In this paper, four machine learning models are used, SVM, Random Forest, Decision Tree and Gaussian Naïve Bayes for the prediction of disease based on the symptoms using disease symptom prediction, Kaggle Dataset. The performance of all models was evaluated based on four parameters, accuracy, precision, F1_score and recall. The performance result of the models is shown in Table 5 and Fig. 2 respectively.

Decision tree and Random Forest performed well in comparison to Gaussian Naive Bayes and SVM. Model. Most accurate algorithm is Decision tree and Random Forest with accuracy 99%, followed by SVM with 92% and then Naive Bayes that has the least accuracy of 86%. When it comes to Precision all algorithm has Precision 99% except Naïve bayes which has Precision 87%.

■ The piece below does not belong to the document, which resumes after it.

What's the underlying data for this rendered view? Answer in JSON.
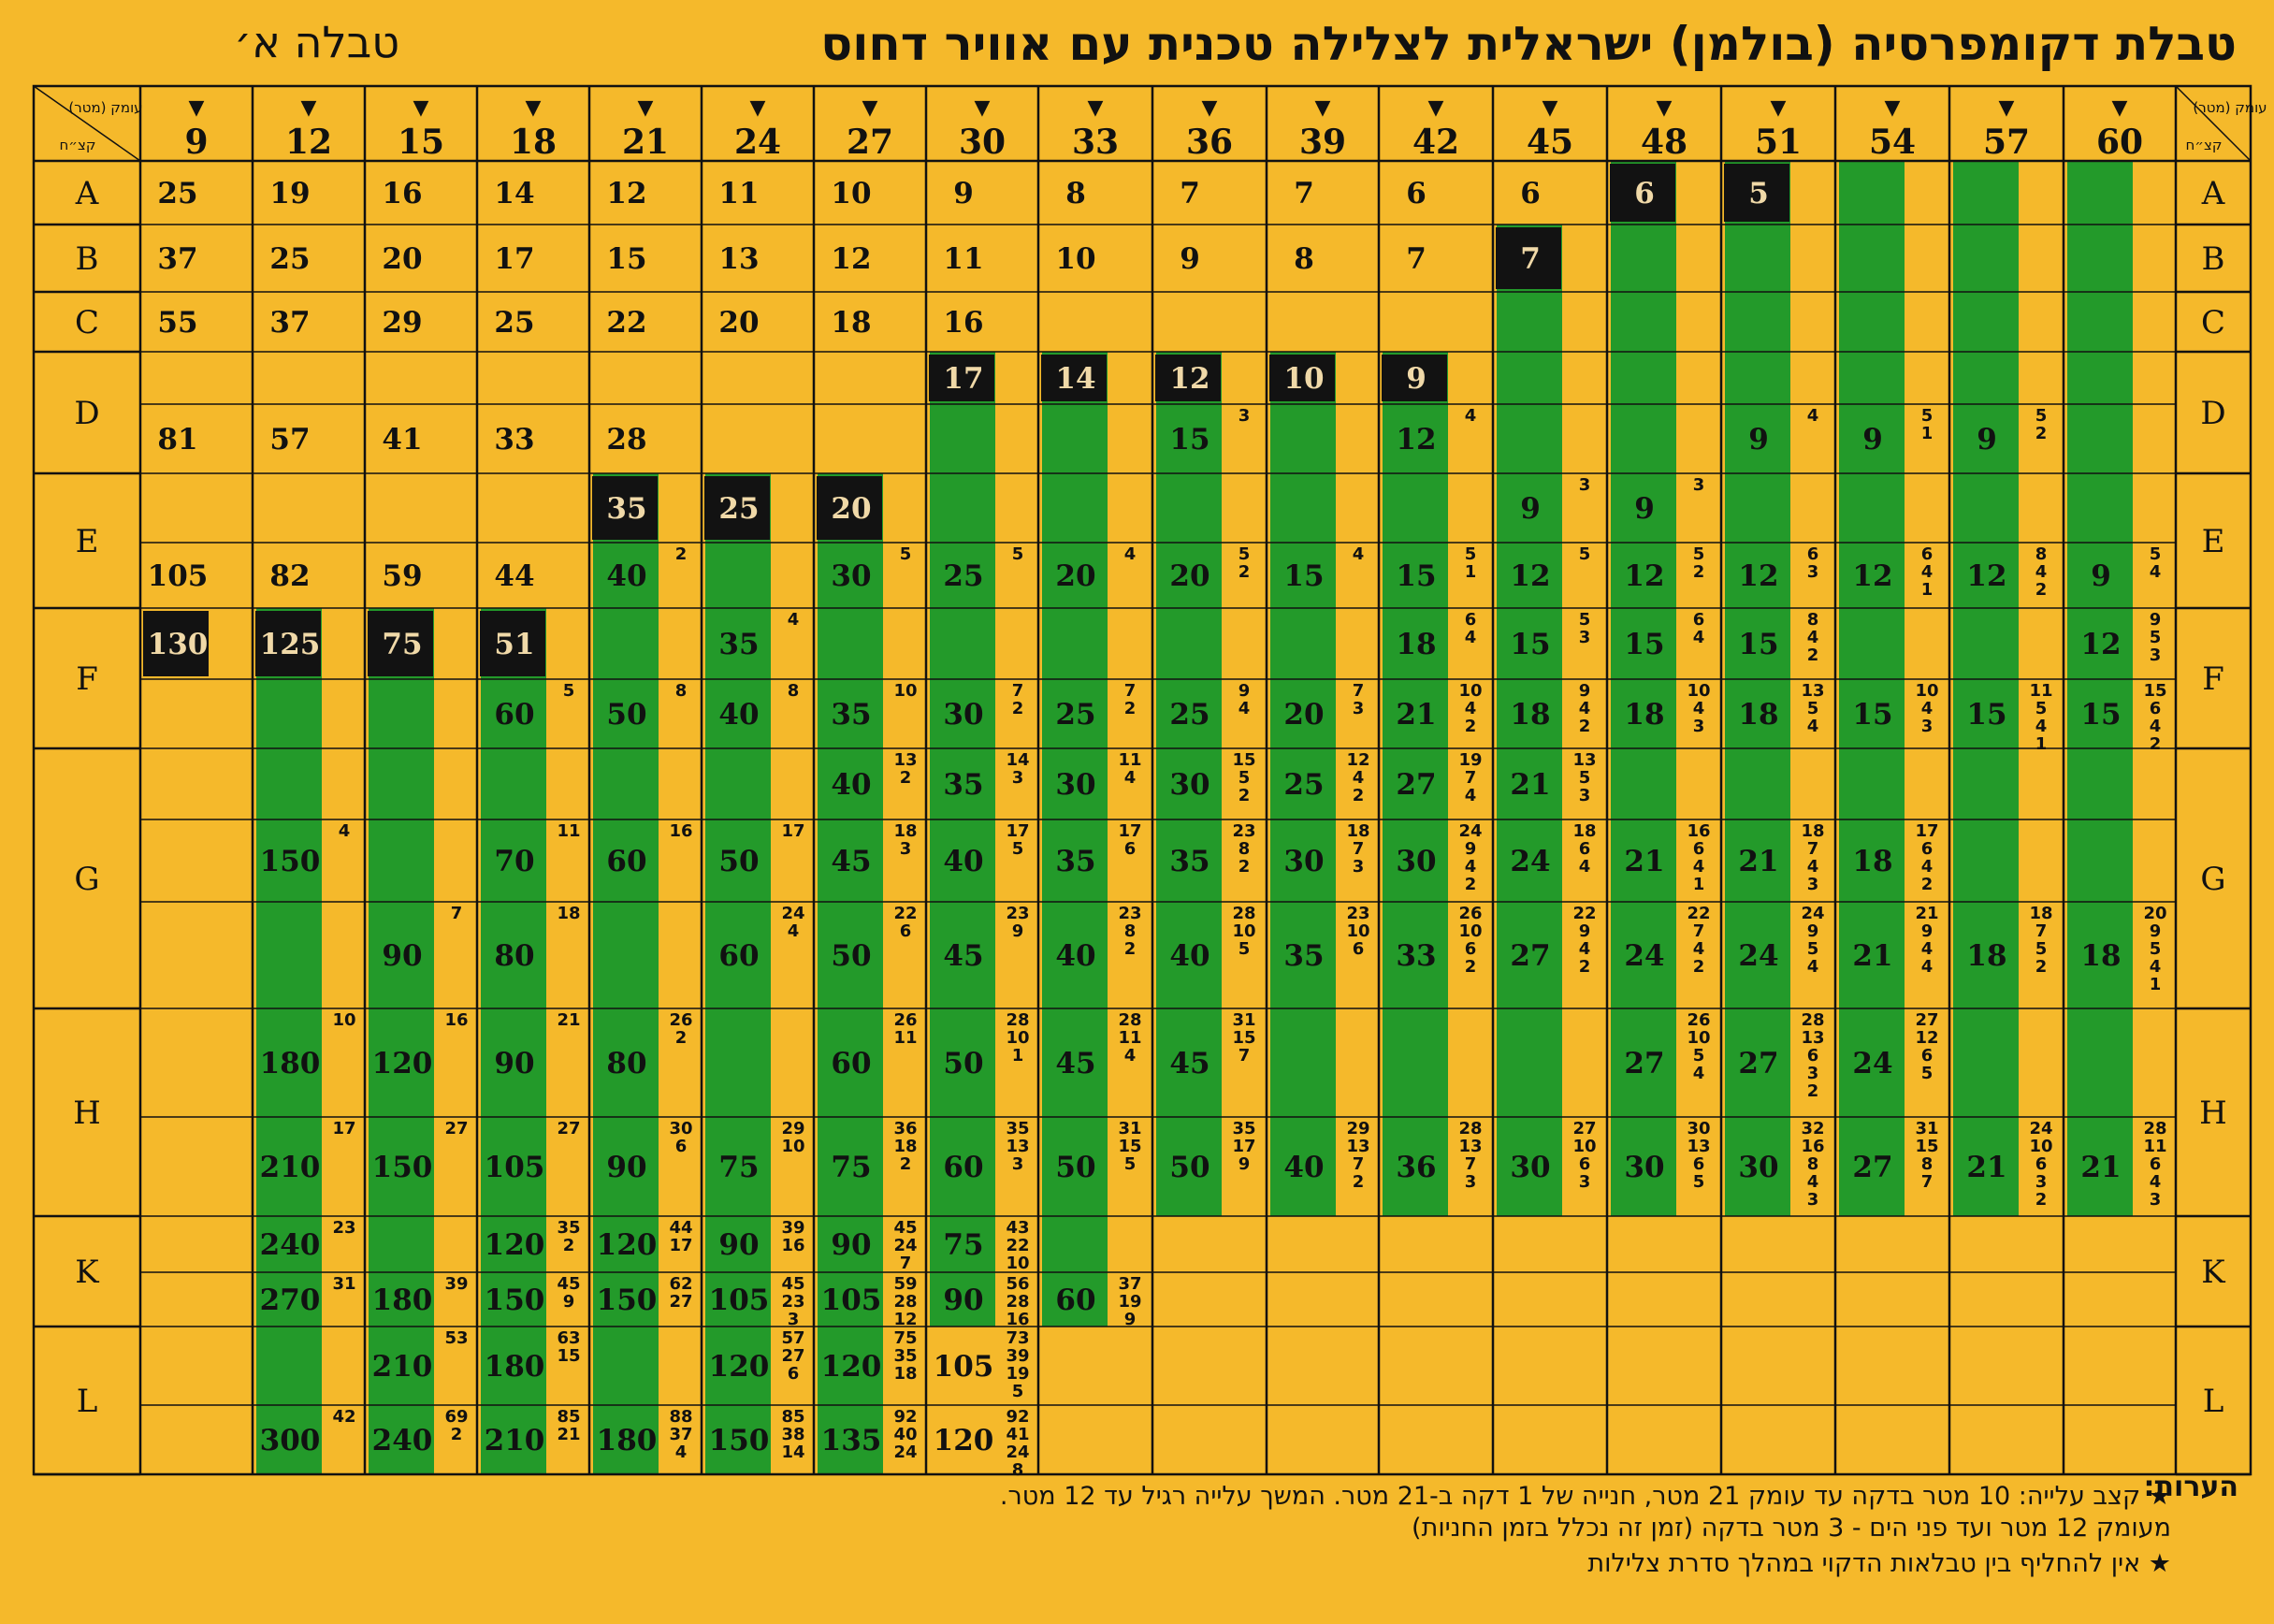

This study demonstrates how ML Predictive models can be created, verified, and used to diagnose various diseases quickly. The study also demonstrates the critical significance of supervised machine learning algorithms in the prediction and diagnosis of diseases, which can help alleviate the enormous load on healthcare systems in most countries throughout the world.

Fig. 2.
figure 2

Performance evaluation of algorithms

4 Conclusion

In this paper attempt has been made to analyze and compare various machine learning models based on multiclass classification of various diseases based on their symptoms. The goal of this study was to see how well algorithms perform when dealing with multiclass data. For disease symptom prediction dataset used from the Kaggle, which comprises 4920 instances, and used a test_train split to divide the data into two halves, training and testing datasets. To test the performance, 17 different symptoms are analyzed to predict various diseases using four different algorithms. Finally, after the implementation phase, it was determined that Random Forest and Decision Tree provide the highest level of accuracy in the dataset used, at 99%, while Naive Bayes provides the lowest level of accuracy, at 86%.